Nature this week reports the work of Ervin Frey and colleagues at the Ludwig Maxmillian University at Munich. They noted that in a static situation, an ecosystem of competing populations is the same as RPS, species can coexist and biodiversity is maintained. But how does it work when the species move about?

 

The scientists modeled the situation as 3 kinds of entities located in a spatial lattice.  There would be a rate at which the occupant of a square in the lattice would eat her food species in a neighbouring square, or reproduce and create another of her kind in a vacant neighbouring square. And then, there is the rate at which the entities may exchange places or move to vacant squares.

 

 

The rates of selection and reproduction were fixed with reference to the units of the lattice and for ‘mobility’, the area covered in wandering motion, was computer-simulated as a ‘random walk’. At low rates of mobility, it was found that the species coexist, forming patterns of moving spirals. As the mobility was increased, the spirals fanned out till they disappeared. When the spirals were gone, the system adopted a uniform state, with only one species surviving.

 

A remarkable finding was that there is a threshold mobility above which biodiversity perishes.
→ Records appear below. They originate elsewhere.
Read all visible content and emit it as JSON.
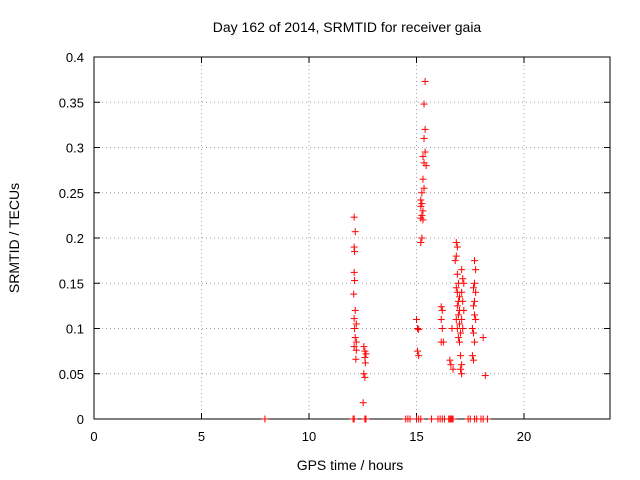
{
  "chart_data": {
    "type": "scatter",
    "title": "Day 162 of 2014, SRMTID for receiver gaia",
    "xlabel": "GPS time / hours",
    "ylabel": "SRMTID / TECUs",
    "xlim": [
      0,
      24
    ],
    "ylim": [
      0,
      0.4
    ],
    "x_ticks": [
      0,
      5,
      10,
      15,
      20
    ],
    "x_tick_labels": [
      "0",
      "5",
      "10",
      "15",
      "20"
    ],
    "y_ticks": [
      0,
      0.05,
      0.1,
      0.15,
      0.2,
      0.25,
      0.3,
      0.35,
      0.4
    ],
    "y_tick_labels": [
      "0",
      "0.05",
      "0.1",
      "0.15",
      "0.2",
      "0.25",
      "0.3",
      "0.35",
      "0.4"
    ],
    "grid": true,
    "marker": "+",
    "color": "#ff0000",
    "series": [
      {
        "name": "SRMTID",
        "points": [
          [
            7.95,
            0
          ],
          [
            12.05,
            0
          ],
          [
            12.1,
            0
          ],
          [
            12.6,
            0
          ],
          [
            12.65,
            0
          ],
          [
            14.5,
            0
          ],
          [
            14.6,
            0
          ],
          [
            14.7,
            0
          ],
          [
            15.0,
            0
          ],
          [
            15.1,
            0
          ],
          [
            15.2,
            0
          ],
          [
            15.7,
            0
          ],
          [
            16.0,
            0
          ],
          [
            16.1,
            0
          ],
          [
            16.2,
            0
          ],
          [
            16.3,
            0
          ],
          [
            16.5,
            0
          ],
          [
            16.55,
            0
          ],
          [
            16.6,
            0
          ],
          [
            16.65,
            0
          ],
          [
            16.7,
            0
          ],
          [
            17.4,
            0
          ],
          [
            17.5,
            0
          ],
          [
            17.7,
            0
          ],
          [
            17.8,
            0
          ],
          [
            18.0,
            0
          ],
          [
            18.1,
            0
          ],
          [
            18.3,
            0
          ],
          [
            12.1,
            0.223
          ],
          [
            12.15,
            0.207
          ],
          [
            12.1,
            0.19
          ],
          [
            12.12,
            0.185
          ],
          [
            12.1,
            0.162
          ],
          [
            12.12,
            0.153
          ],
          [
            12.08,
            0.138
          ],
          [
            12.15,
            0.12
          ],
          [
            12.1,
            0.111
          ],
          [
            12.2,
            0.105
          ],
          [
            12.12,
            0.1
          ],
          [
            12.15,
            0.09
          ],
          [
            12.2,
            0.085
          ],
          [
            12.1,
            0.08
          ],
          [
            12.2,
            0.076
          ],
          [
            12.18,
            0.066
          ],
          [
            12.55,
            0.08
          ],
          [
            12.6,
            0.075
          ],
          [
            12.65,
            0.072
          ],
          [
            12.6,
            0.068
          ],
          [
            12.62,
            0.062
          ],
          [
            12.55,
            0.05
          ],
          [
            12.6,
            0.046
          ],
          [
            12.52,
            0.018
          ],
          [
            15.0,
            0.11
          ],
          [
            15.05,
            0.1
          ],
          [
            15.1,
            0.099
          ],
          [
            15.05,
            0.075
          ],
          [
            15.1,
            0.07
          ],
          [
            15.4,
            0.373
          ],
          [
            15.35,
            0.348
          ],
          [
            15.4,
            0.32
          ],
          [
            15.35,
            0.31
          ],
          [
            15.4,
            0.295
          ],
          [
            15.3,
            0.29
          ],
          [
            15.35,
            0.283
          ],
          [
            15.45,
            0.28
          ],
          [
            15.3,
            0.265
          ],
          [
            15.35,
            0.255
          ],
          [
            15.25,
            0.25
          ],
          [
            15.2,
            0.242
          ],
          [
            15.25,
            0.238
          ],
          [
            15.2,
            0.235
          ],
          [
            15.3,
            0.23
          ],
          [
            15.25,
            0.225
          ],
          [
            15.2,
            0.222
          ],
          [
            15.3,
            0.22
          ],
          [
            15.25,
            0.2
          ],
          [
            15.2,
            0.195
          ],
          [
            16.15,
            0.124
          ],
          [
            16.2,
            0.12
          ],
          [
            16.15,
            0.11
          ],
          [
            16.2,
            0.1
          ],
          [
            16.15,
            0.085
          ],
          [
            16.25,
            0.085
          ],
          [
            16.55,
            0.065
          ],
          [
            16.6,
            0.06
          ],
          [
            16.7,
            0.055
          ],
          [
            16.65,
            0.1
          ],
          [
            16.85,
            0.195
          ],
          [
            16.9,
            0.19
          ],
          [
            16.85,
            0.18
          ],
          [
            16.8,
            0.175
          ],
          [
            16.9,
            0.16
          ],
          [
            16.95,
            0.15
          ],
          [
            16.85,
            0.145
          ],
          [
            16.9,
            0.14
          ],
          [
            17.0,
            0.135
          ],
          [
            16.95,
            0.13
          ],
          [
            16.9,
            0.125
          ],
          [
            17.0,
            0.12
          ],
          [
            16.95,
            0.115
          ],
          [
            16.85,
            0.11
          ],
          [
            17.0,
            0.105
          ],
          [
            16.9,
            0.1
          ],
          [
            17.05,
            0.095
          ],
          [
            16.95,
            0.09
          ],
          [
            17.0,
            0.085
          ],
          [
            17.1,
            0.165
          ],
          [
            17.15,
            0.155
          ],
          [
            17.2,
            0.15
          ],
          [
            17.1,
            0.14
          ],
          [
            17.15,
            0.13
          ],
          [
            17.2,
            0.12
          ],
          [
            17.1,
            0.11
          ],
          [
            17.15,
            0.1
          ],
          [
            17.05,
            0.07
          ],
          [
            17.1,
            0.06
          ],
          [
            17.05,
            0.055
          ],
          [
            17.1,
            0.05
          ],
          [
            17.7,
            0.175
          ],
          [
            17.75,
            0.165
          ],
          [
            17.7,
            0.15
          ],
          [
            17.65,
            0.145
          ],
          [
            17.75,
            0.14
          ],
          [
            17.7,
            0.13
          ],
          [
            17.65,
            0.125
          ],
          [
            17.7,
            0.115
          ],
          [
            17.75,
            0.11
          ],
          [
            17.6,
            0.1
          ],
          [
            17.65,
            0.095
          ],
          [
            17.7,
            0.085
          ],
          [
            17.6,
            0.07
          ],
          [
            17.65,
            0.065
          ],
          [
            18.1,
            0.09
          ],
          [
            18.2,
            0.048
          ]
        ]
      }
    ]
  }
}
There is thus a critical value below which the 3 species coexist, but above that value, 2 of the 3 species become extinct.

 

The work has been verified with strains of bacteria cultured in glass dishes, with the mobility controlled by varying the viscosity of the culture medium. The work is seen as having applications wherever there is interplay of coexisting populations, including in the social sciences and maybe in the behaviour of markets.